Dispelling the Top 7 Myths about Habitat for Humanity

Trinity Habitat for Humanity strives to be transparent in all of our operations. We want you to know the whole truth about who we are and what we do.

Myth #1 — Habitat Homes are handouts for the homeless.
Not only are the homes we build not handouts, but the homeowners who move into these homes have proven their ability to pay rent in another location for at least 12 months prior to being approved for a Habitat home, meaning they aren’t homeless.

In addition to these housing requirements, homeowners meet other financial qualifications and put in 250 hours of “sweat equity” before moving into their homes. Sweat equity involves working alongside volunteers on other Habitat homes, working in the ReStore, and attending at least 25 hours in classes on finance and home ownership. It’s not a handout, it’s a hand up.

Myth #2 — The only way to volunteer is at a build site.
We welcome volunteers who perform a variety of tasks. Volunteering at a build site is just one way to help. You can also volunteer at one of our ReStores as a salesperson, stocker, driver, or appliance technician. Our main offices occasionally need assistance stuffing envelopes or making phone calls.

Ambassadors take their volunteer service to the next level by inviting people to attend HabiTours and the annual BUILDSTRONG lunch as well as recruiting two additional ambassadors over the course of a year. It’s possible to be an ambassador for Trinity Habitat for Humanity without ever stepping foot on a build site.

Myth #3 — Habitat for Humanity only accepts monetary donations.
Trinity Habitat for Humanity accepts monetary donations, to be sure, but we also accept donations of building supplies, property, and cars.
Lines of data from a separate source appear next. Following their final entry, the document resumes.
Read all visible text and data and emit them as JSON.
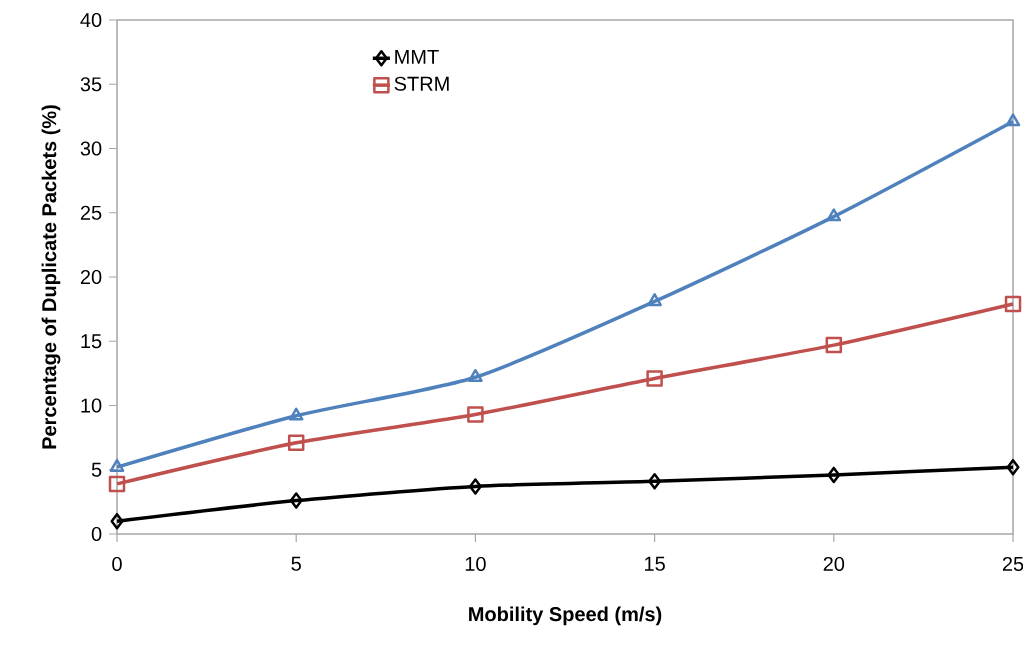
{
  "chart_data": {
    "type": "line",
    "xlabel": "Mobility Speed (m/s)",
    "ylabel": "Percentage of Duplicate Packets (%)",
    "x": [
      0,
      5,
      10,
      15,
      20,
      25
    ],
    "series": [
      {
        "name": "MMT",
        "color": "#000000",
        "marker": "diamond",
        "values": [
          1.0,
          2.6,
          3.7,
          4.1,
          4.6,
          5.2
        ]
      },
      {
        "name": "STRM",
        "color": "#c0504d",
        "marker": "square",
        "values": [
          3.9,
          7.1,
          9.3,
          12.1,
          14.7,
          17.9
        ]
      },
      {
        "color": "#4f81bd",
        "marker": "triangle",
        "values": [
          5.2,
          9.2,
          12.2,
          18.1,
          24.7,
          32.1
        ]
      }
    ],
    "xlim": [
      0,
      25
    ],
    "xticks": [
      0,
      5,
      10,
      15,
      20,
      25
    ],
    "ylim": [
      0,
      40
    ],
    "yticks": [
      0,
      5,
      10,
      15,
      20,
      25,
      30,
      35,
      40
    ],
    "grid": false,
    "legend": "top left",
    "line_style": "solid"
  }
}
We sell the building supplies in our ReStores, where proceeds benefit the families served by the organization. Depending on the location, property can become a build site or be sold. Cars are sold, with the proceeds going to Trinity Habitat.

Myth #4 — Any donations the Fort Worth community donates to Habitat for Humanity International will find their way back to Fort Worth.
This is a common misconception. Moneys donated to the national headquarters are divided between overhead costs and housing initiatives in other countries. The best way to make your donation go further in Fort Worth is to donate directly to Trinity Habitat for Humanity.

Myth #5 — Small donations don’t make a difference.
Everything helps to build our community. When multiple people contribute even small amounts, big things happen. Every dollar and doorknob donated to Trinity Habitat for Humanity and ReStores helps us build a strong community.

Myth #6 — Habitat for Humanity only builds homes.
We build homes, to be sure, but we also preserve existing homes in urban neighborhoods to assist low income homeowners. Our Preserve A Home projects include exterior rehabs (repairs, painting, roofs, etc.) and weatherizations (insulation, windows, HVAC, etc.). We also partner with the City of Fort Worth twice a year to do Cowtown Brush-Up projects. All of these efforts help to build strong neighborhoods.

Myth #7 — You have to lift a hammer to volunteer at a build site.
Not everybody feels comfortable wielding a hammer or climbing a ladder. We understand that, and we can still use your help. Each of our build sites needs a site host. Site hosts welcome and encourage volunteers to the site, make the necessary introductions, and help the site leadership with setup and clean-up in addition to providing a hospitable and friendly environment for everyone.